El asesinato de Antonio Dolz fue investigado por el Juzgado de Instrucción 16 de Valencia. Un día después de que muriese en el hospital, su hermana, María Antonia, se presentó en el juzgado y explicó, como consta en los documentos analizados por este diario, que su hermano “tenía un hijo llamado Antoni Dolz García” que vivía en Barcelona, aunque no supo decir dónde. El juzgado se limitó a enviar un telegrama al domicilio de la víctima, donde él nunca había vivido. Admitió en cambio que se personara como perjudicado el abuelo, pese a que había muerto un año antes. Y no comprobó el estado civil del fallecido, según recoge la demanda.
Preguntado por esas presuntas anomalías, un portavoz del Tribunal Superior de Justicia de la Comunidad Valenciana (TSJCV) asegura que los funcionarios del juzgado “no recuerdan detalles del asunto”, pero confirma que en 2019 Antoni acreditó su condición de heredero. El portavoz puntualiza que el asesino, José Muñoz, es insolvente, por lo que nadie ha recibido indemnización.
Antoni bebe un poleo menta en una plaza gris de Molins de Rei rodeada de edificios, que recuerda al patio de una cárcel. “Se parece al bloque de los astilleros de Valencia donde me crie con mi abuela”, cuenta. Sus padres, separados al poco de nacer él, tuvieron vidas complicadas. La madre fue “una de las mayores atracadoras de bancos” del Levante, se fugó de la cárcel tras una condena y huyó a Venezuela, donde ingresó en el Camino Neocatecumenal (los Kikos) hasta su muerte en 1999. Su padre, que también pasó una temporada preso por vender heroína en un bar, le pegaba. “En una de esas grandes palizas, le levantó la mano a mi abuela. Le tiré al suelo, quizá de la rabia acumulada de años. Me fui”.
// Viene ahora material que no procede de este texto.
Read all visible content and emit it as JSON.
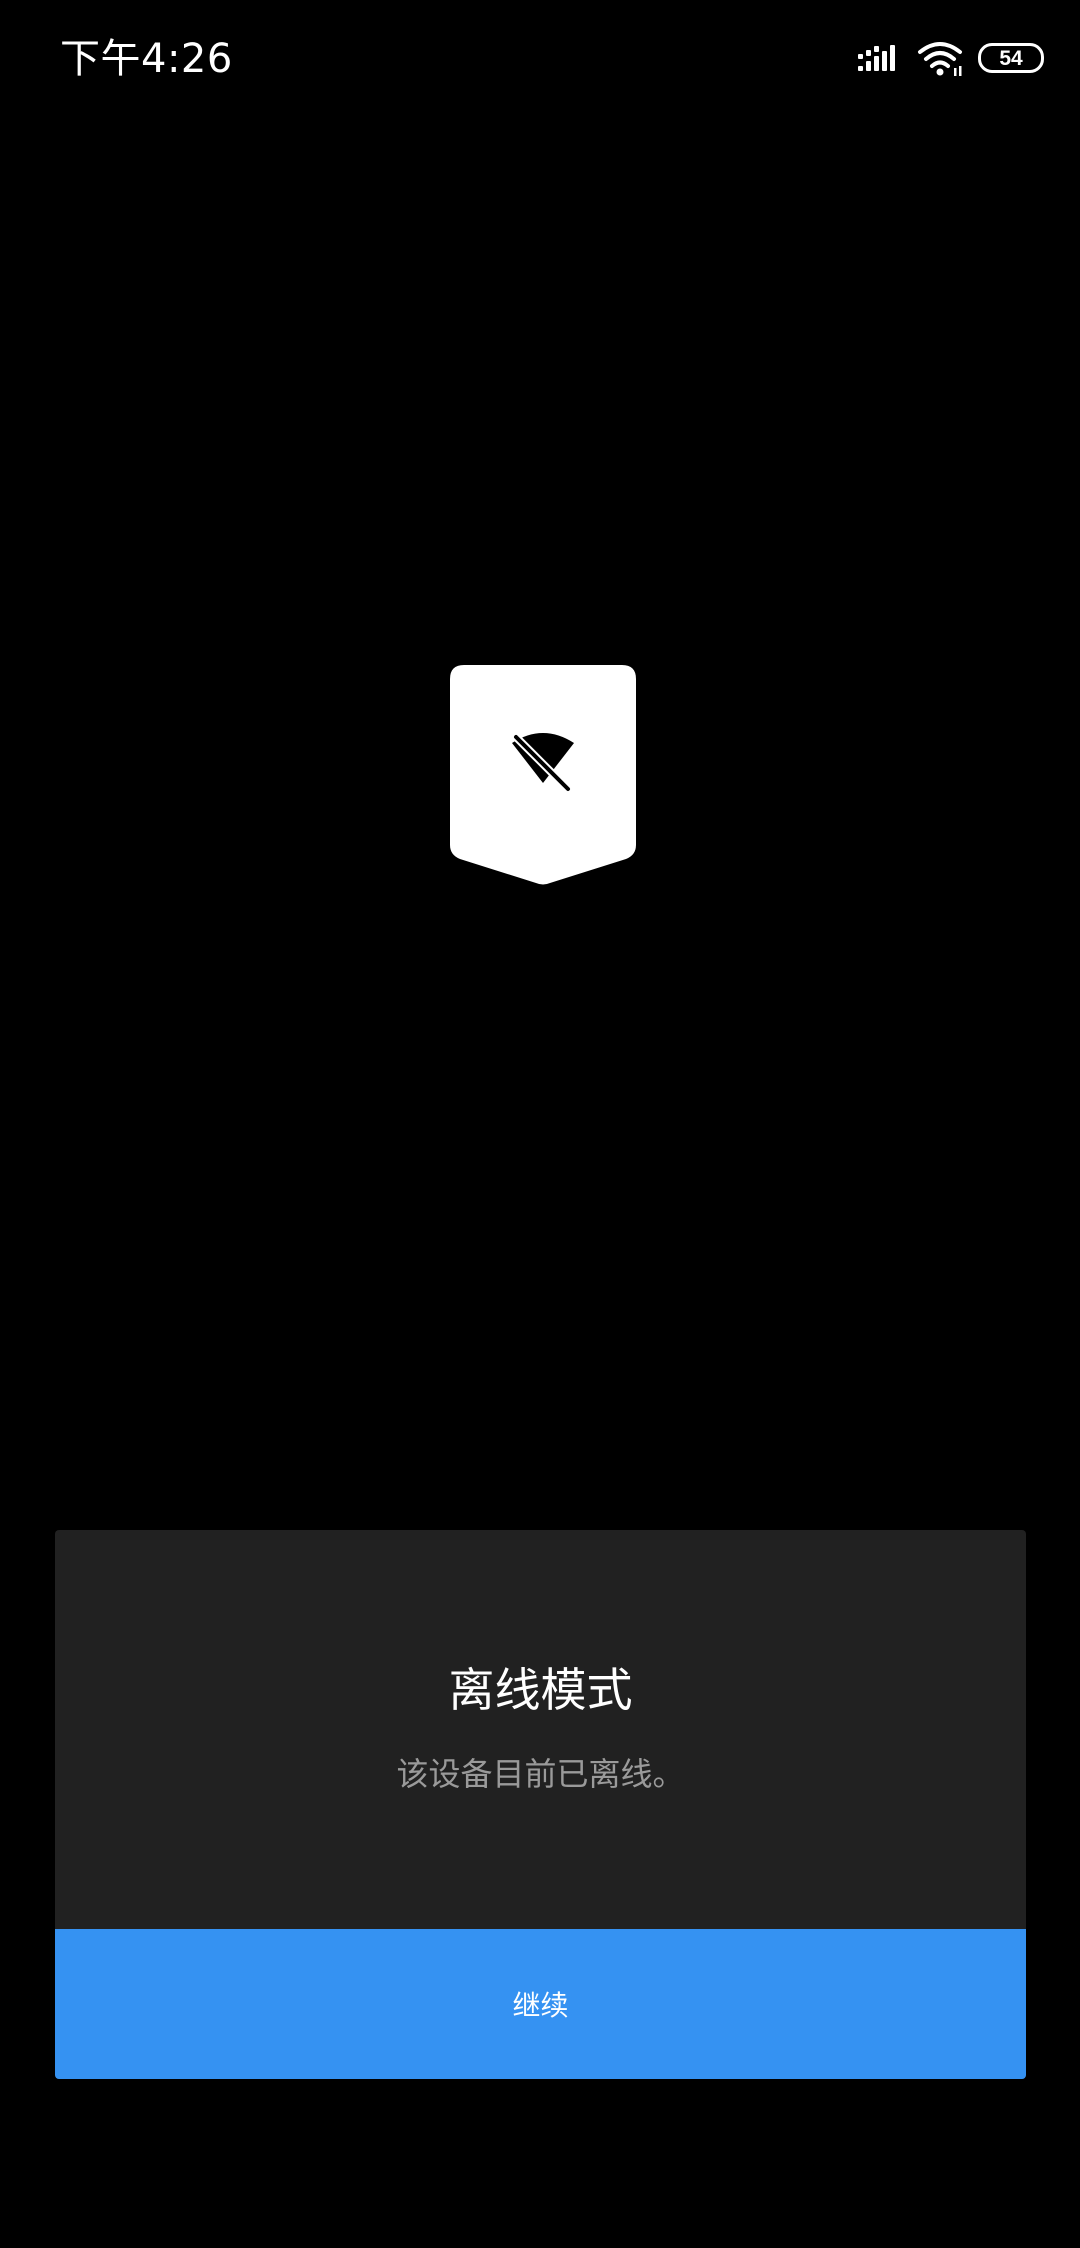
{
  "status_bar": {
    "time": "下午4:26",
    "battery_level": "54",
    "icons": [
      "signal-icon",
      "wifi-icon",
      "battery-icon"
    ]
  },
  "badge": {
    "icon": "wifi-off-icon"
  },
  "card": {
    "title": "离线模式",
    "message": "该设备目前已离线。",
    "button_label": "继续"
  },
  "colors": {
    "background": "#000000",
    "card": "#212121",
    "accent": "#3592f2",
    "message_text": "#9a9a9a"
  }
}
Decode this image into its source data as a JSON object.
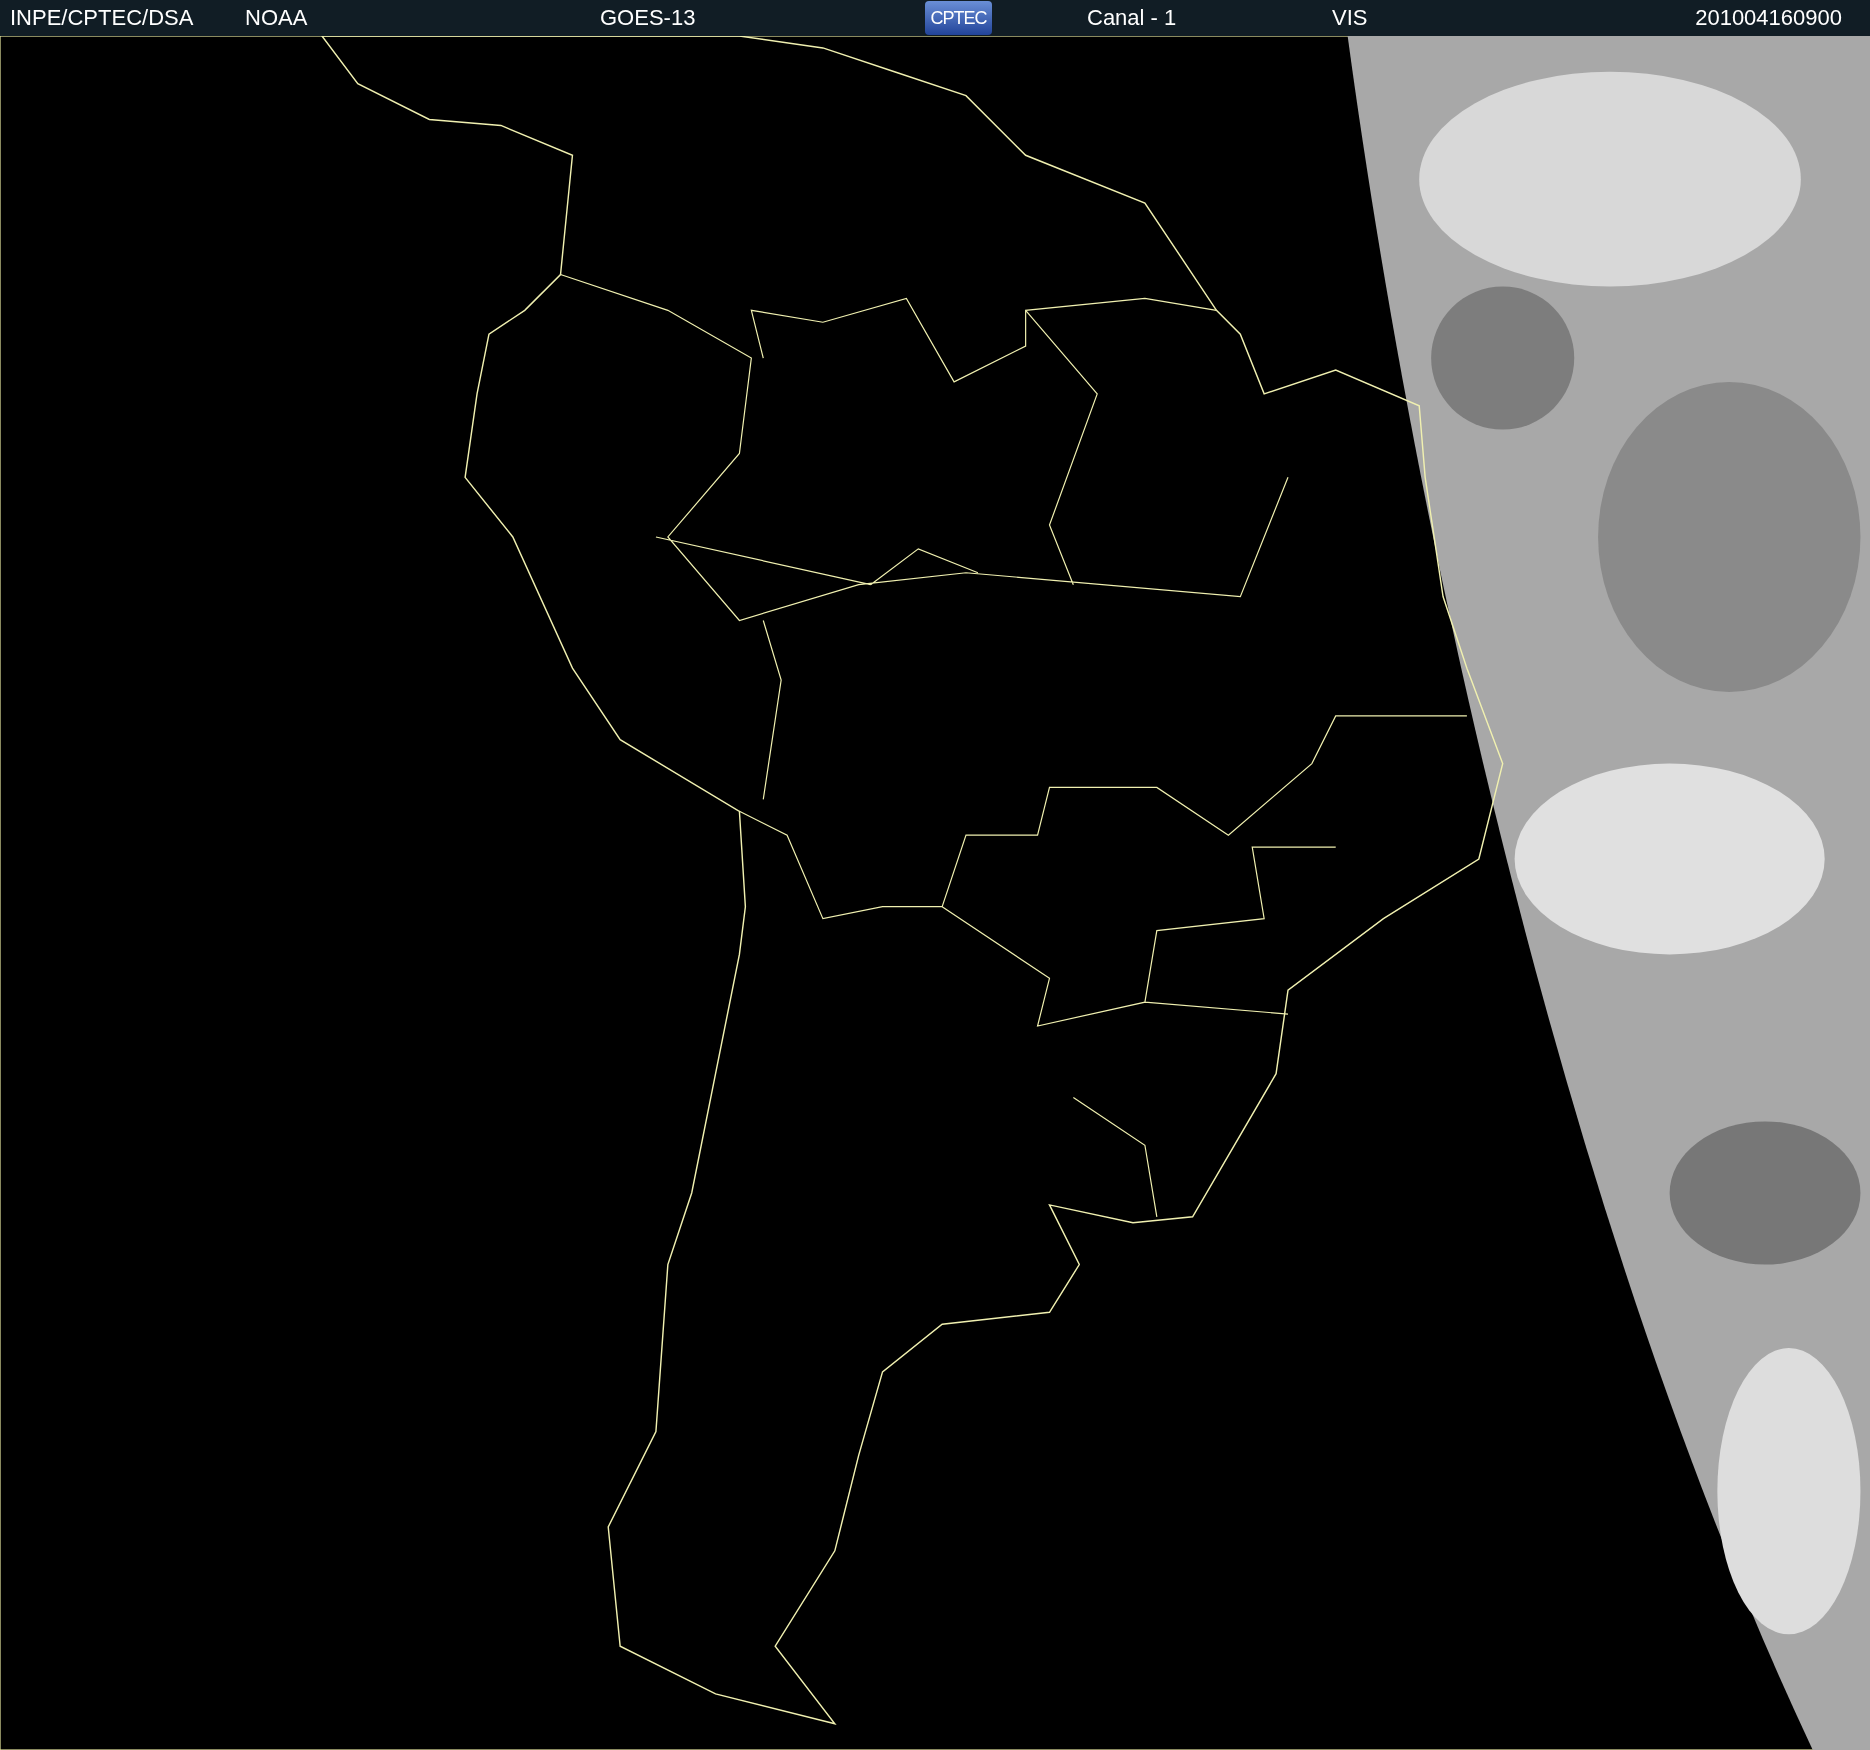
{
  "header": {
    "source": "INPE/CPTEC/DSA",
    "agency": "NOAA",
    "satellite": "GOES-13",
    "logo": "CPTEC",
    "channel": "Canal - 1",
    "band": "VIS",
    "timestamp": "201004160900"
  }
}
“He sido un superviviente. Hoy sería lo que llaman un mena [acrónimo de menor extranjero no acompañado]”, recuerda Antoni de una adolescencia que pasó robando en supermercados, comiendo hamburguesas de la basura, tocando la flauta en la calle y durmiendo en fábricas abandonadas. Se trasladó a Barcelona, donde se acercó a movimientos okupas. Dice que acumula más de 40 detenciones por diversos delitos, la mayoría de orden público. Llegó a ser indultado por el Gobierno y fue uno de los juzgados (finalmente absueltos) por el asedio de los indignados al Parlamento catalán.
Tras acceder a la causa judicial en 2019, puso en marcha la demanda. “Pienso que debo tener algún derecho, quiero que se me resarza en algo, porque la justicia la ha cagado”, dice Antoni, que explica las dificultades para sacar adelante el negocio de agricultura ecológica. “Los jabalíes me han entrado varias veces en el campo, en Abrera, es un desastre”. Así se siente él a veces, dice mientras se despide bajo el cielo gris de Molins: “Como un jabalí desbocado”.